Un imprenditore francese di cinquantatre anni sta cercando di ripulire la catena montuosa ridotta a un immenso cumulo di plastica che sembra tanto da far sembrare l’Himalaya una discarica a cielo aperto
L’Himalaya è ridotta a un’immensa discarica di plastica e rifiuti di vario genere abbandonati dagli alpinisti sulle alture della catena montuosa che attraversa Pakistan, India, Nepal e Bhutan. A lanciare l’allarme è Luc Boisnard, imprenditore francese di 53 anni e alpinista di lungo corso che con la sua squadra sta cercando di ripulire l’Himalaya. Nell’ambito del suo progetto Himalayan Clean-Up ha appena prelevato 1,6 tonnellate di rifiuti di plastica: ovunque, anche sulle più alte vette del mondo, si trovano montagne di lattine, tende, tubi in pvc e bottiglie. L’impresa dell’esploratore francese e del suo team è stata resa nota mentre a Parigi, in sede Unesco, si è aperto il secondo round di negoziati per cercare di elaborare, sotto l’egida delle Nazioni Unite, entro fine 2024 un trattato legalmente vincolante per eliminare l’inquinamento da plastica.
“È una vera discarica. Dietro ogni roccia ci sono un sacco di bombole di ossigeno, cibo in scatola, teli per tende, scarpe, è davvero assurdo”, ha testimonia Boisnard dal Nepal, di ritorno da un primo tentativo di scalata del Makalu, a 8485 metri, dove spera di risalire presto. L’obiettivo di questo imprenditore e alpinista è quello di ripulire le alte vette che per molti “sono diventate anche giganteschi bidoni della spazzatura”. Queste plastiche si disintegrano lentamente, inquinando per sempre i paesaggi e fiumi. La spedizione del Makalu, partita a fine marzo, è la seconda dopo la scalata dell’Everest nel 2010. Contemporaneamente, un altro membro dell’associazione è appena sceso dall’Annapurna, a quota 8091 metri.
Da queste due salite i due uomini, aiutati ciascuno da una decina di sherpa, hanno già riportato indietro 3,7 tonnellate di rifiuti, di cui il 45% di plastica: 1.100 kg sul Makalu e 550 kg sull’Annapurna. Durante la sua prima spedizione sul tetto del mondo, Boisnard aveva già riportato una tonnellata di rifiuti, di cui 550 kg di plastica.

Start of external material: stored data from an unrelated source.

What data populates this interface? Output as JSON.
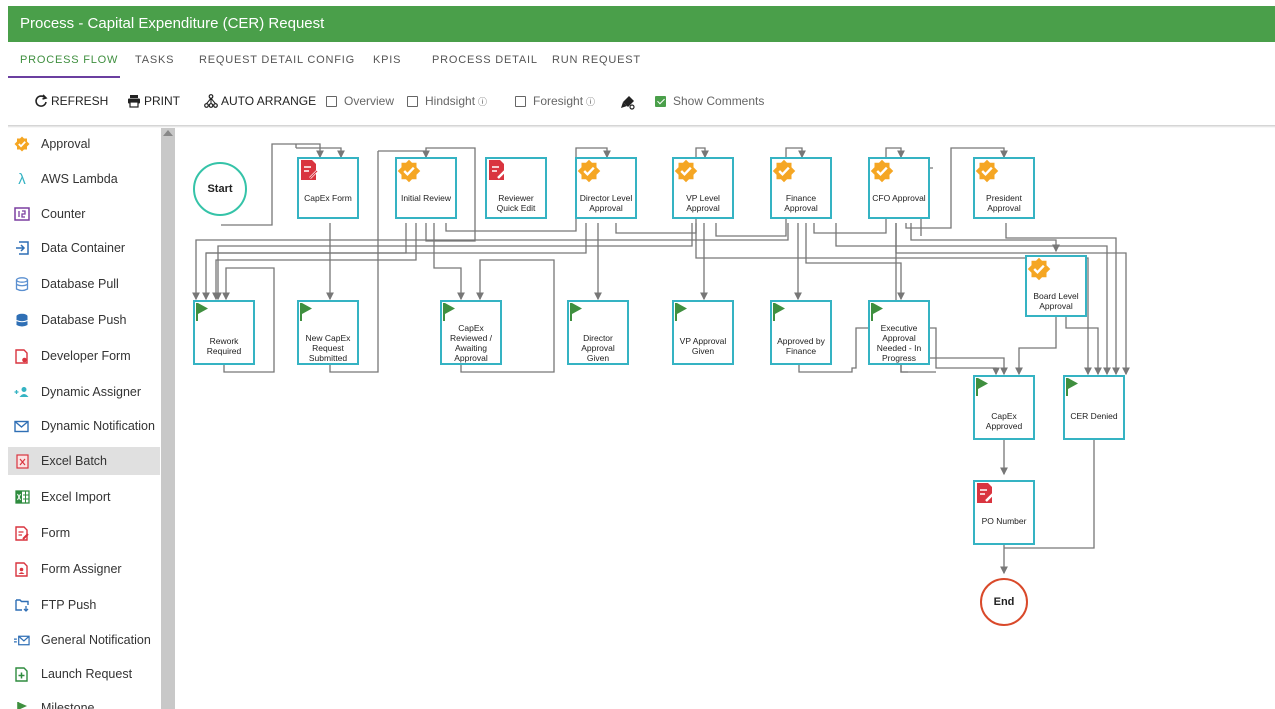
{
  "header": {
    "title": "Process - Capital Expenditure (CER) Request"
  },
  "tabs": [
    {
      "label": "PROCESS FLOW",
      "active": true
    },
    {
      "label": "TASKS"
    },
    {
      "label": "REQUEST DETAIL CONFIG"
    },
    {
      "label": "KPIS"
    },
    {
      "label": "PROCESS DETAIL"
    },
    {
      "label": "RUN REQUEST"
    }
  ],
  "toolbar": {
    "refresh": "REFRESH",
    "print": "PRINT",
    "auto_arrange": "AUTO ARRANGE",
    "overview": "Overview",
    "hindsight": "Hindsight",
    "foresight": "Foresight",
    "show_comments": "Show Comments",
    "show_comments_checked": true
  },
  "sidebar": {
    "items": [
      {
        "label": "Approval",
        "icon": "badge-check-icon"
      },
      {
        "label": "AWS Lambda",
        "icon": "lambda-icon"
      },
      {
        "label": "Counter",
        "icon": "counter-icon"
      },
      {
        "label": "Data Container",
        "icon": "data-container-icon"
      },
      {
        "label": "Database Pull",
        "icon": "database-pull-icon"
      },
      {
        "label": "Database Push",
        "icon": "database-push-icon"
      },
      {
        "label": "Developer Form",
        "icon": "developer-form-icon"
      },
      {
        "label": "Dynamic Assigner",
        "icon": "dynamic-assigner-icon"
      },
      {
        "label": "Dynamic Notification",
        "icon": "mail-icon"
      },
      {
        "label": "Excel Batch",
        "icon": "excel-batch-icon",
        "selected": true
      },
      {
        "label": "Excel Import",
        "icon": "excel-import-icon"
      },
      {
        "label": "Form",
        "icon": "form-icon"
      },
      {
        "label": "Form Assigner",
        "icon": "form-assigner-icon"
      },
      {
        "label": "FTP Push",
        "icon": "ftp-push-icon"
      },
      {
        "label": "General Notification",
        "icon": "general-notification-icon"
      },
      {
        "label": "Launch Request",
        "icon": "launch-request-icon"
      },
      {
        "label": "Milestone",
        "icon": "milestone-icon"
      }
    ]
  },
  "flow": {
    "start": "Start",
    "end": "End",
    "nodes": [
      {
        "id": "capex-form",
        "label": "CapEx Form",
        "icon": "form-icon"
      },
      {
        "id": "initial-review",
        "label": "Initial Review",
        "icon": "badge-check-icon"
      },
      {
        "id": "reviewer-quick-edit",
        "label": "Reviewer Quick Edit",
        "icon": "form-icon"
      },
      {
        "id": "director-level-approval",
        "label": "Director Level Approval",
        "icon": "badge-check-icon"
      },
      {
        "id": "vp-level-approval",
        "label": "VP Level Approval",
        "icon": "badge-check-icon"
      },
      {
        "id": "finance-approval",
        "label": "Finance Approval",
        "icon": "badge-check-icon"
      },
      {
        "id": "cfo-approval",
        "label": "CFO Approval",
        "icon": "badge-check-icon"
      },
      {
        "id": "president-approval",
        "label": "President Approval",
        "icon": "badge-check-icon"
      },
      {
        "id": "board-level-approval",
        "label": "Board Level Approval",
        "icon": "badge-check-icon"
      },
      {
        "id": "rework-required",
        "label": "Rework Required",
        "icon": "flag-icon"
      },
      {
        "id": "new-capex-request-submitted",
        "label": "New CapEx Request Submitted",
        "icon": "flag-icon"
      },
      {
        "id": "capex-reviewed-awaiting-approval",
        "label": "CapEx Reviewed / Awaiting Approval",
        "icon": "flag-icon"
      },
      {
        "id": "director-approval-given",
        "label": "Director Approval Given",
        "icon": "flag-icon"
      },
      {
        "id": "vp-approval-given",
        "label": "VP Approval Given",
        "icon": "flag-icon"
      },
      {
        "id": "approved-by-finance",
        "label": "Approved by Finance",
        "icon": "flag-icon"
      },
      {
        "id": "executive-approval-needed",
        "label": "Executive Approval Needed - In Progress",
        "icon": "flag-icon"
      },
      {
        "id": "capex-approved",
        "label": "CapEx Approved",
        "icon": "flag-icon"
      },
      {
        "id": "cer-denied",
        "label": "CER Denied",
        "icon": "flag-icon"
      },
      {
        "id": "po-number",
        "label": "PO Number",
        "icon": "form-icon"
      }
    ]
  },
  "colors": {
    "header": "#4a9f4a",
    "node_border": "#35b3c3",
    "start": "#35c3a8",
    "end": "#d9492a",
    "approval_badge": "#f5a623",
    "form_icon": "#d9343f",
    "flag": "#3f8f3f",
    "connector": "#777777"
  }
}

In sostanza questi rifiuti sono i resti delle spedizioni in quota accumulate dal 1920, all’inizio dell’apertura della regione al turismo. Ansiosi di alleggerire il proprio carico – e a volte anche poco rispettosi dell’ambiente – un certo numero di alpinisti in erba lascia volontariamente parte dei propri averi in giro per i campi base o addirittura sui sentieri che portano alle vette. Alcuni “vengono gettati anche nei ghiacciai himalayani da dove riappariranno solo tra 200 anni”, ha deplorato l’alpinista francese.